Today, there's Amazon's Alexa. If you haven't met her, you will. You also can call a friend in Japan, speak English and your words will be translated in real time. And driverless cars, of course, are here. 

It's all the result of artificial intelligence. So what's next?

A few promising projects right now and a few accompanying concerns. Content creation: AI is headed toward creating personalized media just for you, like songs mixed with you in mind. Question: Could this be used to create fake targeted messages? 

Human voice? Google is working on a system that translates text into audio of a person speaking. It can handle hard-to-pronounce words, enunciating like a native. Might this eventually be used to put words into somebody's mouth who never said them?

Fake video: Researchers at the University of Washington have created a program that takes audio files, converts them into realistic mouth movements, and then grafts those movements onto existing video. This is fake news, prefabbed.

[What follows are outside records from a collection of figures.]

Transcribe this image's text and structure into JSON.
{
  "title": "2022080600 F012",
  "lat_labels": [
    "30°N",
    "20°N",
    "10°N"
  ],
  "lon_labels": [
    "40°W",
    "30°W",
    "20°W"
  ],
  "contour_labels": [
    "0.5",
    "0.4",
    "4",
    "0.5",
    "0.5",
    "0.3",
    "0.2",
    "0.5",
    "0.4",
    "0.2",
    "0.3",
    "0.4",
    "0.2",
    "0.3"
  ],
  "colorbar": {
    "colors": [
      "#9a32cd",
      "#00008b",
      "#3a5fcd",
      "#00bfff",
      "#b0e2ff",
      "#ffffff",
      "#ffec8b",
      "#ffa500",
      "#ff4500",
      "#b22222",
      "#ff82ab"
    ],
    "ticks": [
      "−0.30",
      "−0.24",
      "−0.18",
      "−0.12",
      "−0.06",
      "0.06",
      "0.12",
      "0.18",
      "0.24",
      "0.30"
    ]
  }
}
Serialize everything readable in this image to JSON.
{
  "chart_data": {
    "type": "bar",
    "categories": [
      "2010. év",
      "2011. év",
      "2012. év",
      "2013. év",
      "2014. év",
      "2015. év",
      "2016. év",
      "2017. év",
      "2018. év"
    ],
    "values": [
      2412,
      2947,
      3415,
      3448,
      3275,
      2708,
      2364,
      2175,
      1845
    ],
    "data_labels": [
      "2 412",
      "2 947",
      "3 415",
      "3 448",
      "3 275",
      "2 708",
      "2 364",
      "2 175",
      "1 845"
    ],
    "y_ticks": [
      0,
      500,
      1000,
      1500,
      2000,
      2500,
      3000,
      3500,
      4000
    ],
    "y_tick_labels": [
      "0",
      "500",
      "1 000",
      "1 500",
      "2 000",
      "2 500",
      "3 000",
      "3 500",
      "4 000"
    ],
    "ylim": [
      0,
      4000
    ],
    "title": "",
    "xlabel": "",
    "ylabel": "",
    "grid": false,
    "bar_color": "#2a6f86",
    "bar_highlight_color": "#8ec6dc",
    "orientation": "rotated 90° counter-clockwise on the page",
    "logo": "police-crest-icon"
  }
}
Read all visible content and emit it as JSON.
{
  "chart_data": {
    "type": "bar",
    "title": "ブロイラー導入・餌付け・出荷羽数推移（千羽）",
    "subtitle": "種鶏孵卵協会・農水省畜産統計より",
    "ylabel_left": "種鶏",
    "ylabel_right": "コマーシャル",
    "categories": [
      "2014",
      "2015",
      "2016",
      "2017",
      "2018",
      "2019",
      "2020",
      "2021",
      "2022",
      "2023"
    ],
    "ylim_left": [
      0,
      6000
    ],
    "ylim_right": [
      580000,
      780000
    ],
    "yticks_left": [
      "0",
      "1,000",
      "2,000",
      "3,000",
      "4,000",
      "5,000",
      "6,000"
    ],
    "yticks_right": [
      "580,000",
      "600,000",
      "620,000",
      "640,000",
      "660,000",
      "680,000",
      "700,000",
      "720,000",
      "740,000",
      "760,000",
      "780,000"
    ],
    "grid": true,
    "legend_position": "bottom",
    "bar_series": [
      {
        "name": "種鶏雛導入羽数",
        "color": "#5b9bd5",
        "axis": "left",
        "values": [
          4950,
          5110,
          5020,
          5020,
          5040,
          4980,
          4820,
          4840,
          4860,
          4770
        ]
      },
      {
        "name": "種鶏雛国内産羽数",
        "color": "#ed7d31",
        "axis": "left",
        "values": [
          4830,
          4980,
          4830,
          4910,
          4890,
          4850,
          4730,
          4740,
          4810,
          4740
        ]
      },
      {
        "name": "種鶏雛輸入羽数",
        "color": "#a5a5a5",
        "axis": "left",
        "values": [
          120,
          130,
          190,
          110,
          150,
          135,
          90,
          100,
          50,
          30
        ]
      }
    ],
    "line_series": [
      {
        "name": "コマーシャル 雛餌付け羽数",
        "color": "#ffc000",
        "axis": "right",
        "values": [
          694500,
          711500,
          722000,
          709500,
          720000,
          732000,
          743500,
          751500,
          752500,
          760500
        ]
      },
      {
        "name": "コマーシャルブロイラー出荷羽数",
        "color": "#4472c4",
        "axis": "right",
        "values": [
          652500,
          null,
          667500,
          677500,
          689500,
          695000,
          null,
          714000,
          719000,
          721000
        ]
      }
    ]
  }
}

And then there's more video: The idea is you provide an artificial intelligence system with a typed-out phrase, and it uses that to generate  — yes, create — a video from scratch. Question: So could we see a video that's entirely computer-generated, no human needed?

In the right hands, of course, and with the right intentions, this AI could do enormous good, bringing words and ideas to life. In the wrong hands, you can't trust your own eyes and ears. What's real? What's not? Only the AI will know.